Une jeune fille, traumatise par l’éducation rigoriste de sa mère, est la risée de son lycée. Mais elle développe des pouvoirs télékinésiques.

Carrie au bal du diable est à la fois le premier roman de Stephen King et la première de ses nombreuses œuvres adaptées au cinéma (Shining, Ca, etc.). C’est aussi le premier grand succès commercial de Brian De Palma, après Phantom of paradise et Obsession. Au casting on découvre plusieurs stars en devenir : Sissy Spacek (La Ballade sauvage, JFK, par ailleurs femme du décorateur), Nancy Allen (Robocop, Pulsions, Blow Out, et future femme du réalisateur) et nul autre que John Travolta (il tournera La Fièvre du samedi soir l’année suivante). Carrie est un film d’horreur sur le douloureux passage de l’adolescence, des premières règles à la peur de la sexualité, en passant par les brimades lycéennes, sur fond d’hystérie religieuse. Il culmine sur une mythique scène de bal apocalyptique, sanglante et pyrotechnique. De Palma déploie sur une réalisation soignée et caractéristique à base de mouvements de caméras sophistiqués et de split screens. Il entame ici sa collaboration avec le compositeur Pino Donaggio, faisant référence à la fameuse partition de Psychose d’Hitchcock. Le film remporte le Grand Prix du Festival du film fantastique d’Avoriaz, tandis que Sissy Spacek et Piper Laurie sont nommées à l’Oscar de la meilleure actrice et du meilleur second rôle, chose rare pour un film d’horreur. Carrie connaitra une suite en 1999, un remake pour la télévision en 2002 et un autre pour le cinéma en 2013.

LE JOUR DES MORTS VIVANTS

– 21h : Le Jour des morts-vivants (George A. Romero – 1985- 101 minutes)
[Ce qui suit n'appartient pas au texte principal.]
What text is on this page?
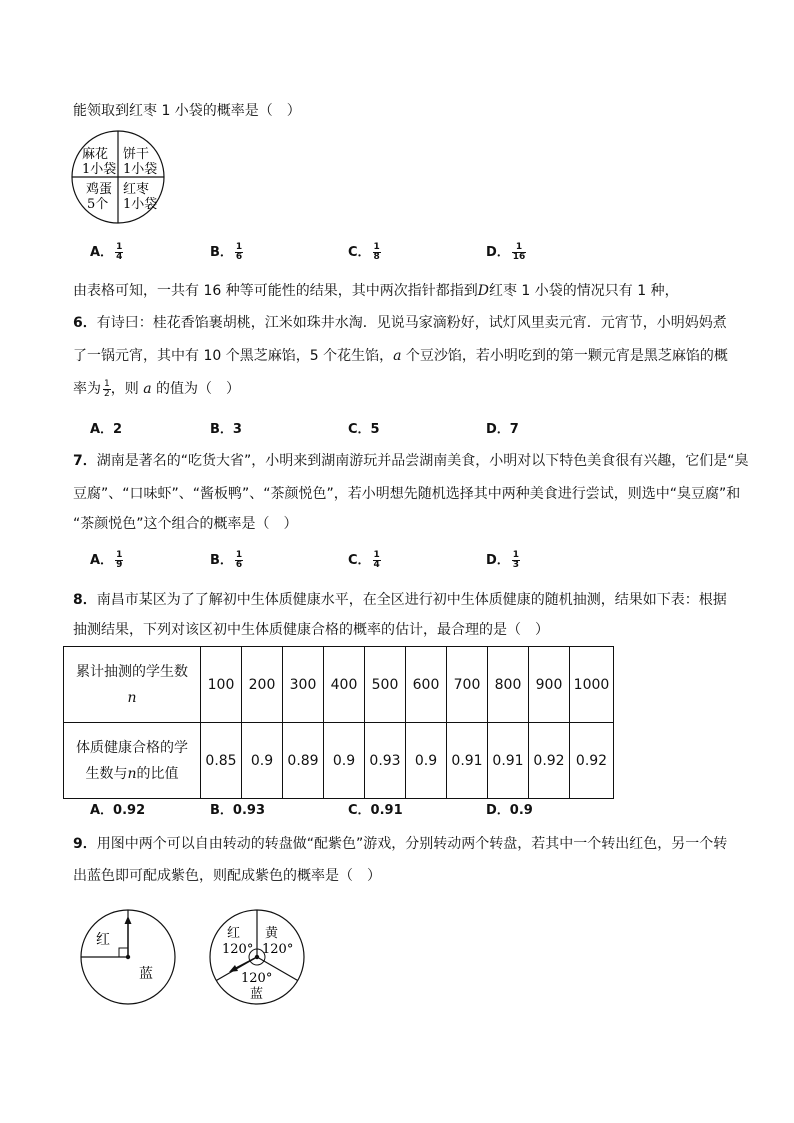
能领取到红枣 1 小袋的概率是（　）
麻花
1小袋
饼干
1小袋
鸡蛋
5个
红枣
1小袋
A． $\frac{1}{4}$	B． $\frac{1}{6}$	C． $\frac{1}{8}$	D． $\frac{1}{16}$
由表格可知，一共有 16 种等可能性的结果，其中两次指针都指到D红枣 1 小袋的情况只有 1 种，
6．有诗曰：桂花香馅裹胡桃，江米如珠井水淘．见说马家滴粉好，试灯风里卖元宵．元宵节，小明妈妈煮
了一锅元宵，其中有 10 个黑芝麻馅，5 个花生馅，a 个豆沙馅，若小明吃到的第一颗元宵是黑芝麻馅的概
率为 $\frac{1}{2}$ ，则 a 的值为（　）
A．2	B．3	C．5	D．7
7．湖南是著名的“吃货大省”，小明来到湖南游玩并品尝湖南美食，小明对以下特色美食很有兴趣，它们是“臭
豆腐”、“口味虾”、“酱板鸭”、“茶颜悦色”，若小明想先随机选择其中两种美食进行尝试，则选中“臭豆腐”和
“茶颜悦色”这个组合的概率是（　）
A． $\frac{1}{9}$	B． $\frac{1}{6}$	C． $\frac{1}{4}$	D． $\frac{1}{3}$
8．南昌市某区为了了解初中生体质健康水平，在全区进行初中生体质健康的随机抽测，结果如下表：根据
抽测结果，下列对该区初中生体质健康合格的概率的估计，最合理的是（　）
累计抽测的学生数
n	100	200	300	400	500	600	700	800	900	1000
体质健康合格的学
生数与n的比值	0.85	0.9	0.89	0.9	0.93	0.9	0.91	0.91	0.92	0.92
A．0.92	B．0.93	C．0.91	D．0.9
9．用图中两个可以自由转动的转盘做“配紫色”游戏，分别转动两个转盘，若其中一个转出红色，另一个转
出蓝色即可配成紫色，则配成紫色的概率是（　）
红
蓝
红
120°
黄
120°
120°
蓝
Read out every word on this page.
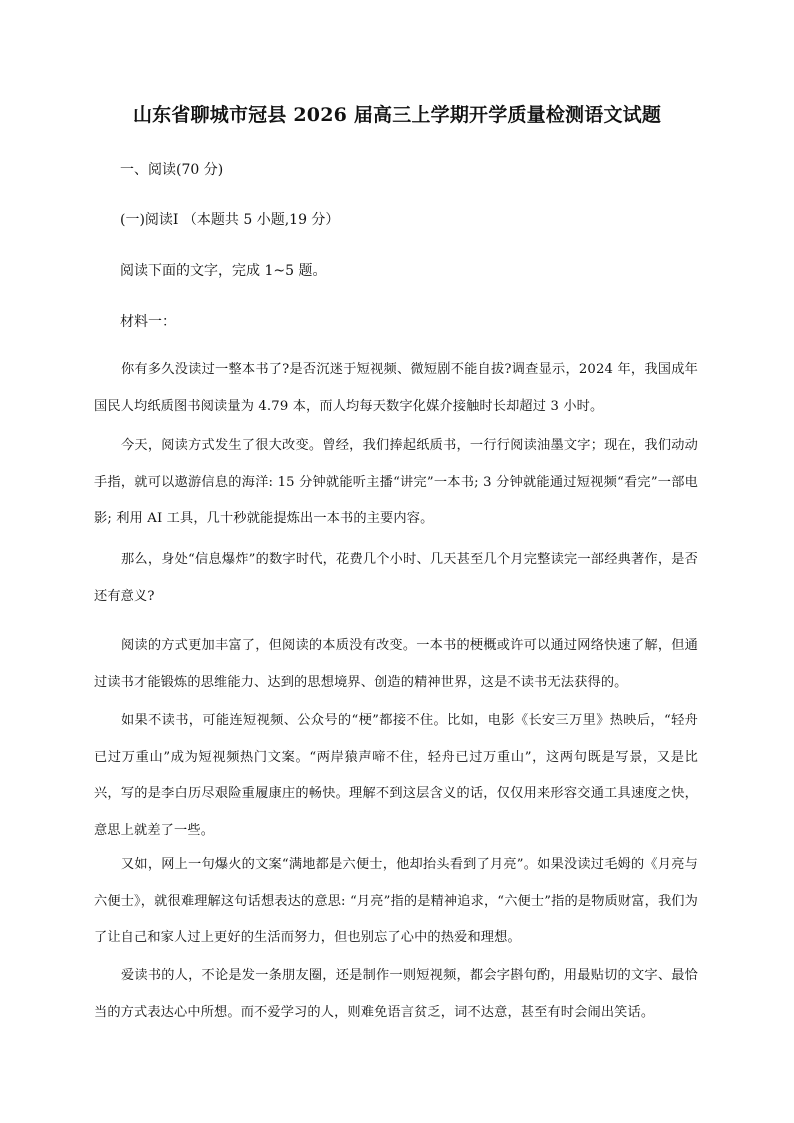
山东省聊城市冠县 2026 届高三上学期开学质量检测语文试题

一、阅读(70 分)

(一)阅读Ⅰ （本题共 5 小题,19 分）

阅读下面的文字，完成 1~5 题。

材料一：

你有多久没读过一整本书了?是否沉迷于短视频、微短剧不能自拔?调查显示，2024 年，我国成年国民人均纸质图书阅读量为 4.79 本，而人均每天数字化媒介接触时长却超过 3 小时。

今天，阅读方式发生了很大改变。曾经，我们捧起纸质书，一行行阅读油墨文字；现在，我们动动手指，就可以遨游信息的海洋: 15 分钟就能听主播“讲完”一本书; 3 分钟就能通过短视频“看完”一部电影; 利用 AI 工具，几十秒就能提炼出一本书的主要内容。

那么，身处“信息爆炸”的数字时代，花费几个小时、几天甚至几个月完整读完一部经典著作，是否还有意义?

阅读的方式更加丰富了，但阅读的本质没有改变。一本书的梗概或许可以通过网络快速了解，但通过读书才能锻炼的思维能力、达到的思想境界、创造的精神世界，这是不读书无法获得的。

如果不读书，可能连短视频、公众号的“梗”都接不住。比如，电影《长安三万里》热映后，“轻舟已过万重山”成为短视频热门文案。“两岸猿声啼不住，轻舟已过万重山”，这两句既是写景，又是比兴，写的是李白历尽艰险重履康庄的畅快。理解不到这层含义的话，仅仅用来形容交通工具速度之快，意思上就差了一些。

又如，网上一句爆火的文案“满地都是六便士，他却抬头看到了月亮”。如果没读过毛姆的《月亮与六便士》，就很难理解这句话想表达的意思: “月亮”指的是精神追求，“六便士”指的是物质财富，我们为了让自己和家人过上更好的生活而努力，但也别忘了心中的热爱和理想。

爱读书的人，不论是发一条朋友圈，还是制作一则短视频，都会字斟句酌，用最贴切的文字、最恰当的方式表达心中所想。而不爱学习的人，则难免语言贫乏，词不达意，甚至有时会闹出笑话。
avec Lori Cardille, Terry Alexander, Joe Pilato, Richard Liberty

Face à une invasion de zombies, des militaires et des scientifiques se sont réfugiés dans une base sous-terraine. Ils mènent des expériences sur les zombies en vue de les contrôler, mais la coopération entre humains est conflictuelle…
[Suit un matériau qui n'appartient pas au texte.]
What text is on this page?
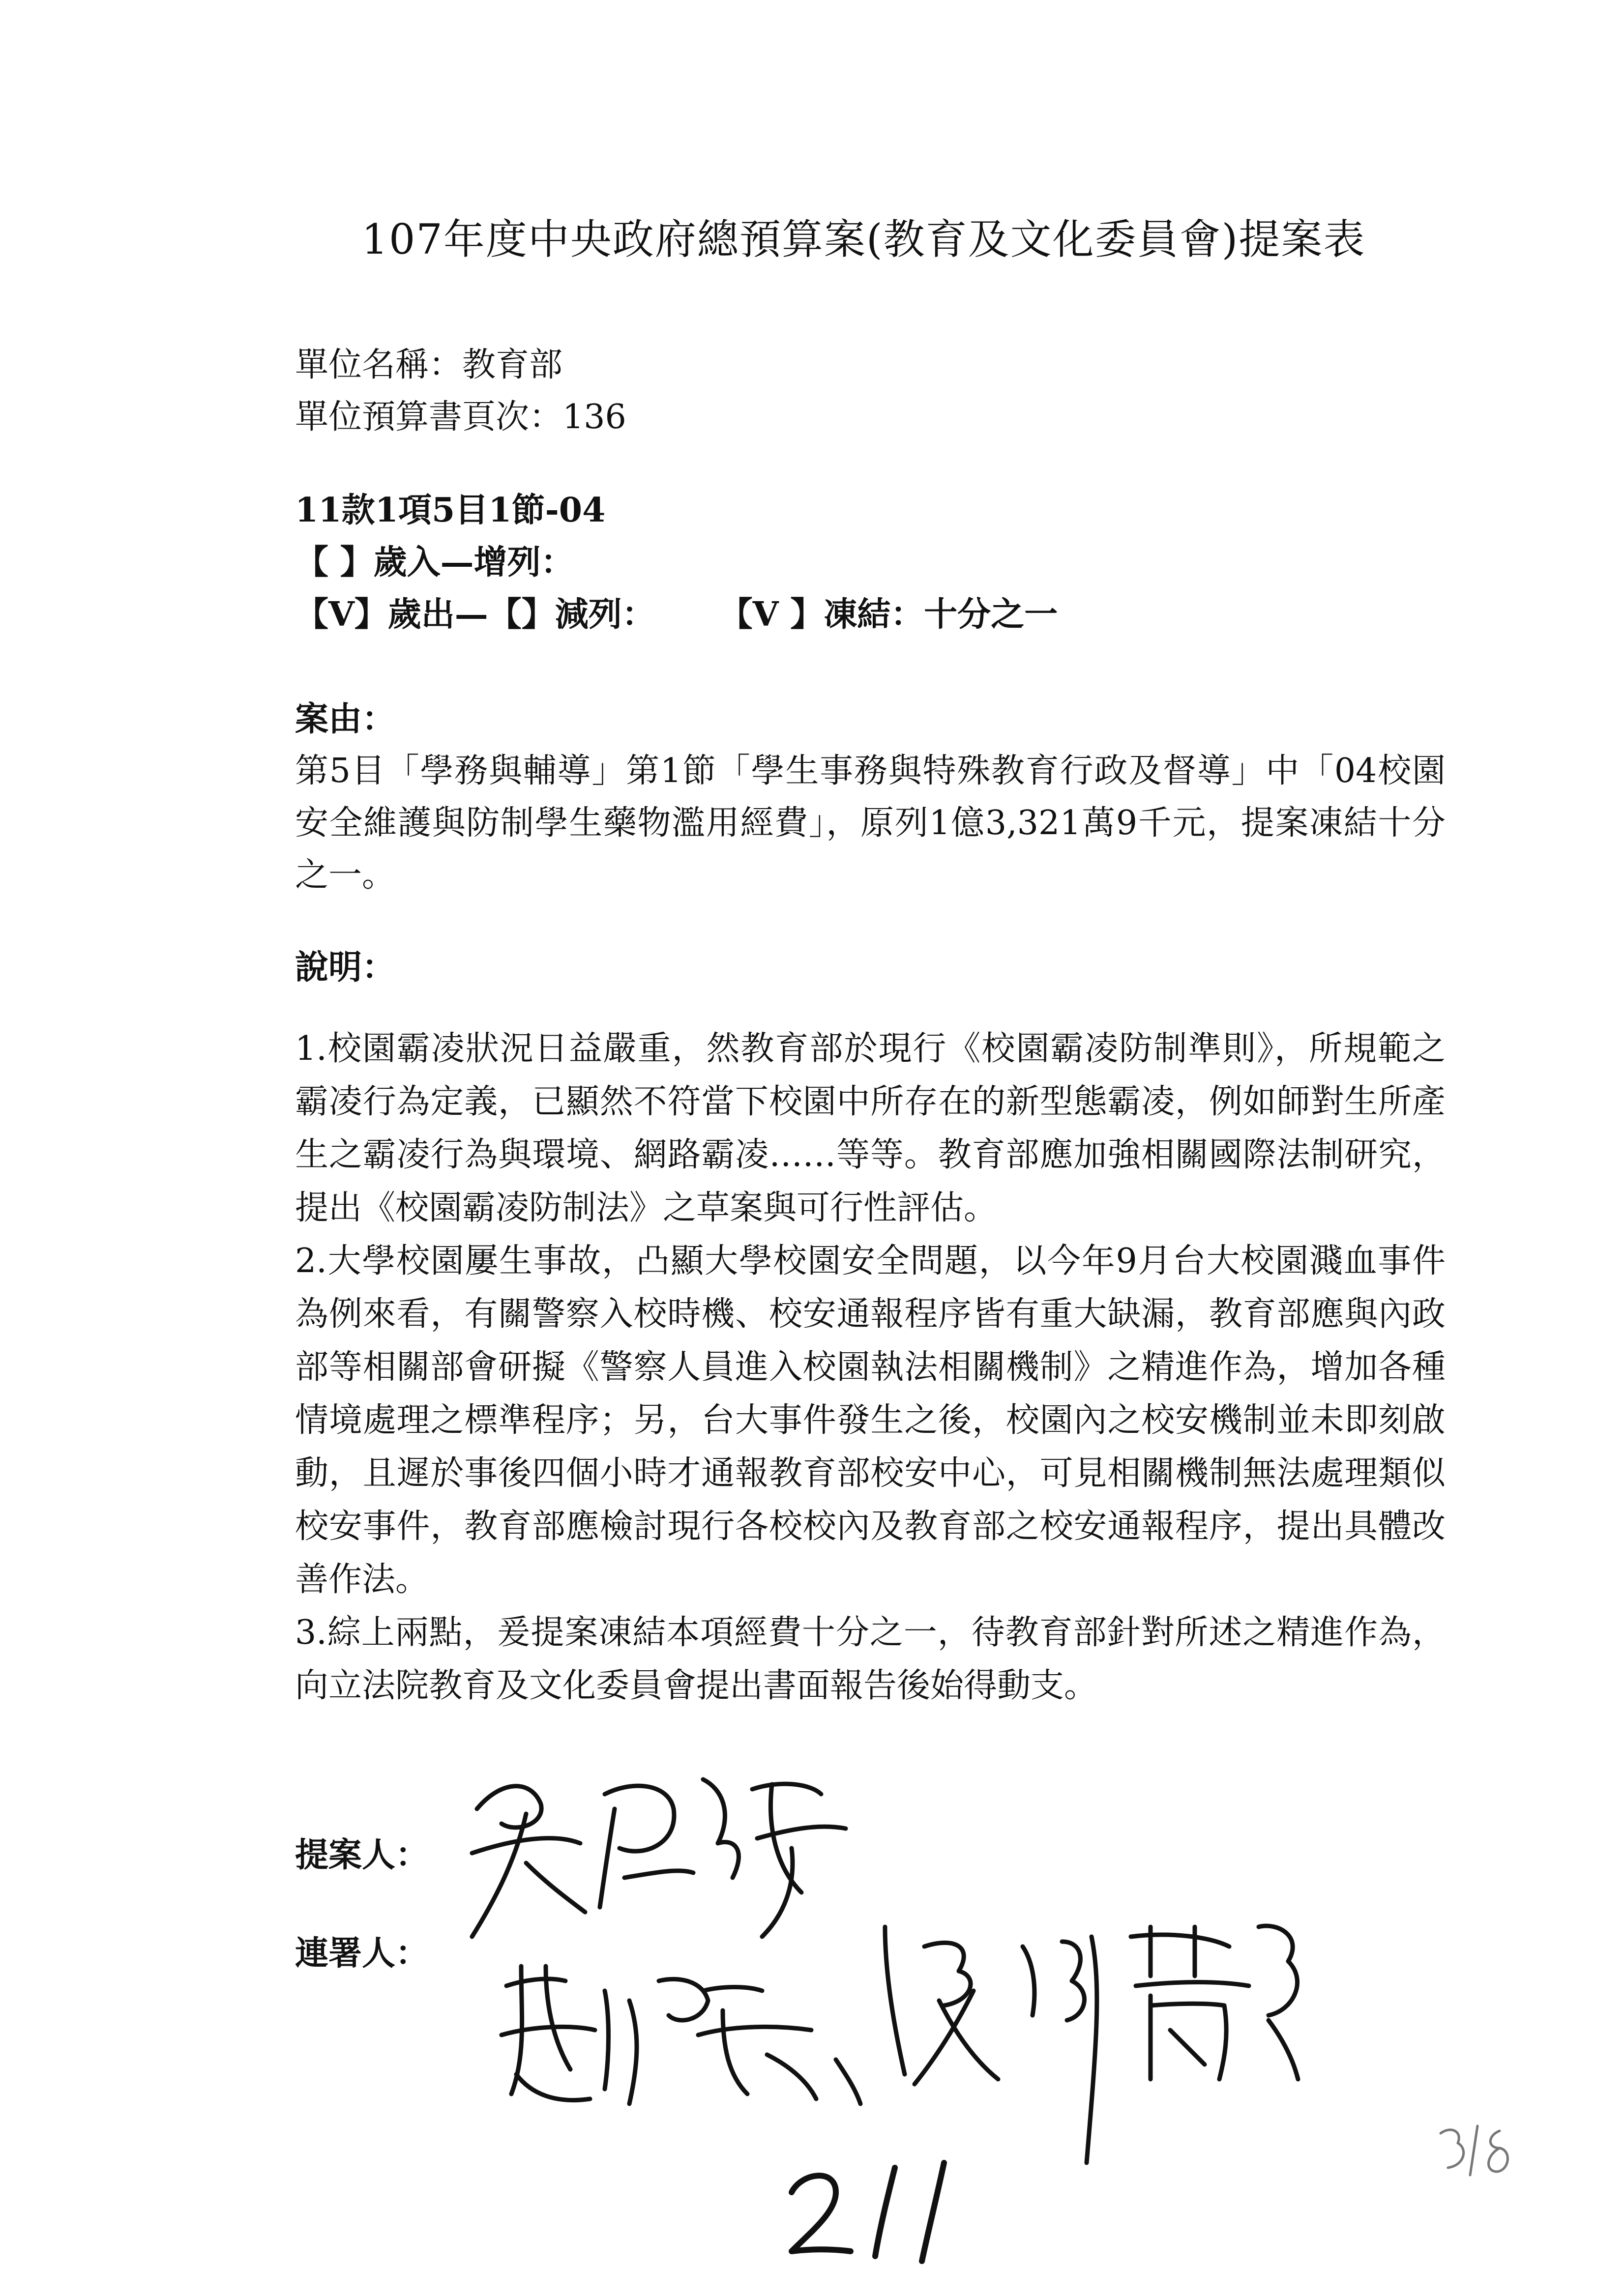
107年度中央政府總預算案(教育及文化委員會)提案表
單位名稱：教育部
單位預算書頁次：136
11款1項5目1節-04
【 】歲入—增列：
【V】歲出—【】減列： 【V 】凍結：十分之一
案由：
第5目「學務與輔導」第1節「學生事務與特殊教育行政及督導」中「04校園安全維護與防制學生藥物濫用經費」，原列1億3,321萬9千元，提案凍結十分之一。
說明：

1.校園霸凌狀況日益嚴重，然教育部於現行《校園霸凌防制準則》，所規範之霸凌行為定義，已顯然不符當下校園中所存在的新型態霸凌，例如師對生所產生之霸凌行為與環境、網路霸凌……等等。教育部應加強相關國際法制研究，提出《校園霸凌防制法》之草案與可行性評估。

2.大學校園屢生事故，凸顯大學校園安全問題，以今年9月台大校園濺血事件為例來看，有關警察入校時機、校安通報程序皆有重大缺漏，教育部應與內政部等相關部會研擬《警察人員進入校園執法相關機制》之精進作為，增加各種情境處理之標準程序；另，台大事件發生之後，校園內之校安機制並未即刻啟動，且遲於事後四個小時才通報教育部校安中心，可見相關機制無法處理類似校安事件，教育部應檢討現行各校校內及教育部之校安通報程序，提出具體改善作法。

3.綜上兩點，爰提案凍結本項經費十分之一，待教育部針對所述之精進作為，向立法院教育及文化委員會提出書面報告後始得動支。

提案人：
連署人：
A chaque décennie, George Romero signe un nouvel film de zombies, après La Nuit des morts-vivants (1968) et Zombie (1978). Ce ne sont pas des suites, puisqu’ils n’ont aucun personnage en commun, ni lien scénaristique si ce n’est le cadre général d’une invasion de zombies. Mais à chaque fois il utilise ce contexte science-fictionnelle pour poser un regard critique sur notre société, car le pire danger ne vient pas des ennemis mais des humains eux-mêmes. Ainsi, là où le premier opus dénonçait le racisme et le second la société de consommation, Le Jour des morts-vivants illustre l’impossible coopération entre militaires et scientifiques, ne partageant pas les mêmes valeurs ni buts. Si les scientifiques mènent des expériences pour neutraliser et humaniser les zombies (en essayant de leur apprendre à parler par exemple), les militaires préfèrent les éradiquer. Dans leur soif fasciste de pouvoir et de violence, c’est en voulant tout contrôler qu’ils vont tout faire échouer. Le capitaine Rhodes est sans doute est des méchants les plus inquiétants et marquants du cinéma de genre. Chose rare, Le Jour des morts-vivants est autant un film politique sérieux et intelligent qu’un film gore, magnifié par les impressionnants effets spéciaux de Tom Savini (il a réalisé plus de neuf cent zombies différenciés). Ce nouveau classique clôt la trilogie initiale de Romero, puisqu’il ne reviendra aux zombies qu’en 2005 pour une nouvelle trilogie, tandis qu’il connaîtra un remake en 2008.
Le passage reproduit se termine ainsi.